En abril de 1998, hubo un incendio forestal en las inmediaciones del Parque Nacional Desierto de los Leones que se prolongó durante 15 días y afectó 540 hectáreas y al asentamiento aledaño de Santa Rosa Xochiac, además de dejar tras de sí gran cantidad de arbolado muerto. Las autoridades determinaron que el fuego fue provocado.

“Es importante que los citadinos sepan que aquí empieza la calidad del agua y la vista. De siempre los vecinos nos hemos preocupado por la conservación del bosque y por ello, desde hace años, integramos cuatro brigadas: tres de combate a incendios forestales y una de vigilancia, con 44 elementos. Nos capacitamos de forma continua”, dice Claudio Zamora Callejas, representante de la Comunidad Agraria de Santa Rosa Xochiac.

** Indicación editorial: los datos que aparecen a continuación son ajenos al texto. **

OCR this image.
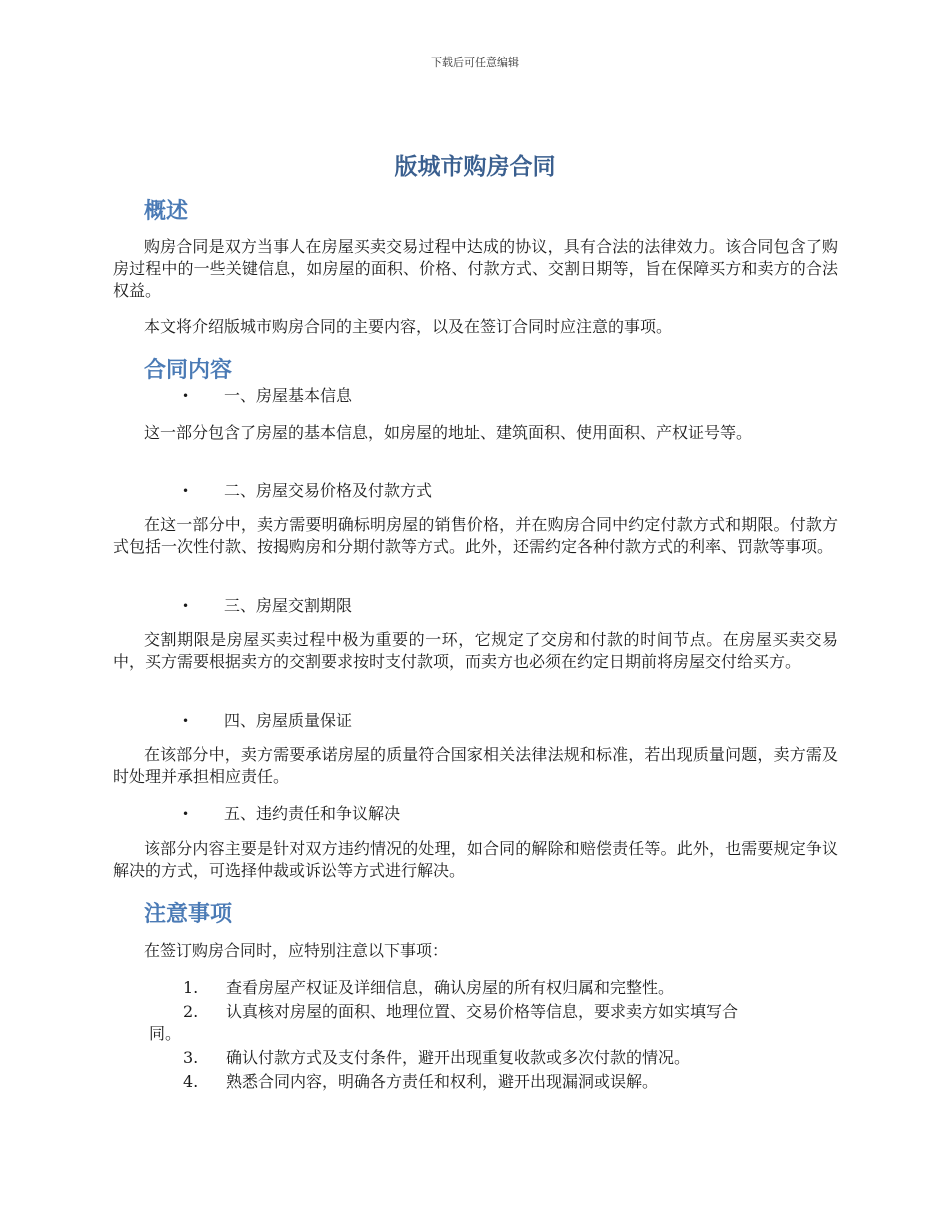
下载后可任意编辑
版城市购房合同
概述

购房合同是双方当事人在房屋买卖交易过程中达成的协议，具有合法的法律效力。该合同包含了购房过程中的一些关键信息，如房屋的面积、价格、付款方式、交割日期等，旨在保障买方和卖方的合法权益。

本文将介绍版城市购房合同的主要内容，以及在签订合同时应注意的事项。

合同内容
• 一、房屋基本信息

这一部分包含了房屋的基本信息，如房屋的地址、建筑面积、使用面积、产权证号等。

• 二、房屋交易价格及付款方式

在这一部分中，卖方需要明确标明房屋的销售价格，并在购房合同中约定付款方式和期限。付款方式包括一次性付款、按揭购房和分期付款等方式。此外，还需约定各种付款方式的利率、罚款等事项。

• 三、房屋交割期限

交割期限是房屋买卖过程中极为重要的一环，它规定了交房和付款的时间节点。在房屋买卖交易中，买方需要根据卖方的交割要求按时支付款项，而卖方也必须在约定日期前将房屋交付给买方。

• 四、房屋质量保证

在该部分中，卖方需要承诺房屋的质量符合国家相关法律法规和标准，若出现质量问题，卖方需及时处理并承担相应责任。

• 五、违约责任和争议解决

该部分内容主要是针对双方违约情况的处理，如合同的解除和赔偿责任等。此外，也需要规定争议解决的方式，可选择仲裁或诉讼等方式进行解决。

注意事项

在签订购房合同时，应特别注意以下事项：

1.	查看房屋产权证及详细信息，确认房屋的所有权归属和完整性。
2.	认真核对房屋的面积、地理位置、交易价格等信息，要求卖方如实填写合
同。
3.	确认付款方式及支付条件，避开出现重复收款或多次付款的情况。
4.	熟悉合同内容，明确各方责任和权利，避开出现漏洞或误解。
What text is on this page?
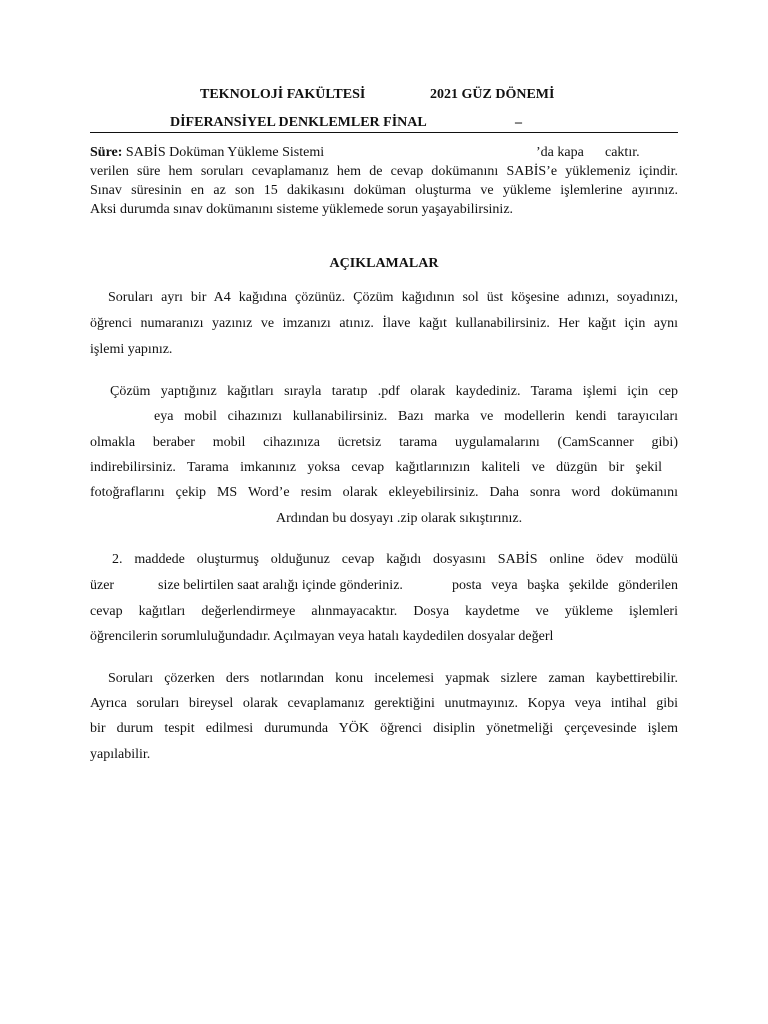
TEKNOLOJİ FAKÜLTESİ	2021 GÜZ DÖNEMİ
DİFERANSİYEL DENKLEMLER FİNAL	–
Süre: SABİS Doküman Yükleme Sistemi	’da kapa caktır.
verilen süre hem soruları cevaplamanız hem de cevap dokümanını SABİS’e yüklemeniz içindir.
Sınav süresinin en az son 15 dakikasını doküman oluşturma ve yükleme işlemlerine ayırınız.
Aksi durumda sınav dokümanını sisteme yüklemede sorun yaşayabilirsiniz.
AÇIKLAMALAR
Soruları ayrı bir A4 kağıdına çözünüz. Çözüm kağıdının sol üst köşesine adınızı, soyadınızı,
öğrenci numaranızı yazınız ve imzanızı atınız. İlave kağıt kullanabilirsiniz. Her kağıt için aynı
işlemi yapınız.
Çözüm yaptığınız kağıtları sırayla taratıp .pdf olarak kaydediniz. Tarama işlemi için cep
eya mobil cihazınızı kullanabilirsiniz. Bazı marka ve modellerin kendi tarayıcıları
olmakla beraber mobil cihazınıza ücretsiz tarama uygulamalarını (CamScanner gibi)
indirebilirsiniz. Tarama imkanınız yoksa cevap kağıtlarınızın kaliteli ve düzgün bir şekil
fotoğraflarını çekip MS Word’e resim olarak ekleyebilirsiniz. Daha sonra word dokümanını
Ardından bu dosyayı .zip olarak sıkıştırınız.
2. maddede oluşturmuş olduğunuz cevap kağıdı dosyasını SABİS online ödev modülü
üzer	size belirtilen saat aralığı içinde gönderiniz.	posta veya başka şekilde gönderilen
cevap kağıtları değerlendirmeye alınmayacaktır. Dosya kaydetme ve yükleme işlemleri
öğrencilerin sorumluluğundadır. Açılmayan veya hatalı kaydedilen dosyalar değerl
Soruları çözerken ders notlarından konu incelemesi yapmak sizlere zaman kaybettirebilir.
Ayrıca soruları bireysel olarak cevaplamanız gerektiğini unutmayınız. Kopya veya intihal gibi
bir durum tespit edilmesi durumunda YÖK öğrenci disiplin yönetmeliği çerçevesinde işlem
yapılabilir.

A fin de reforestar, la gente de la zona sembró árboles de oyamel con el poco conocimiento (empírico y espontáneo) que tenía, pero pocos se lograban. Desde 2019, y tras recibir información científica, modificaron sus prácticas y obtuvieron mejores resultados. Así, han logrado plantar más de 50 mil árboles con una supervivencia superior al 90 por ciento.

“Encontramos una camioneta en la parte alta del bosque, en los límites con el Desierto de los Leones. Pensamos que se trataba de cazadores furtivos porque el vehículo casi no se movía. Tras monitorearlos un rato notamos se trataba de dos personas y cuando nos acercamos a indagar qué hacían nos explicaron que venían de la UNAM, a investigar a los oyameles”, recuerda el representante de 397 comuneros de Santa Rosa.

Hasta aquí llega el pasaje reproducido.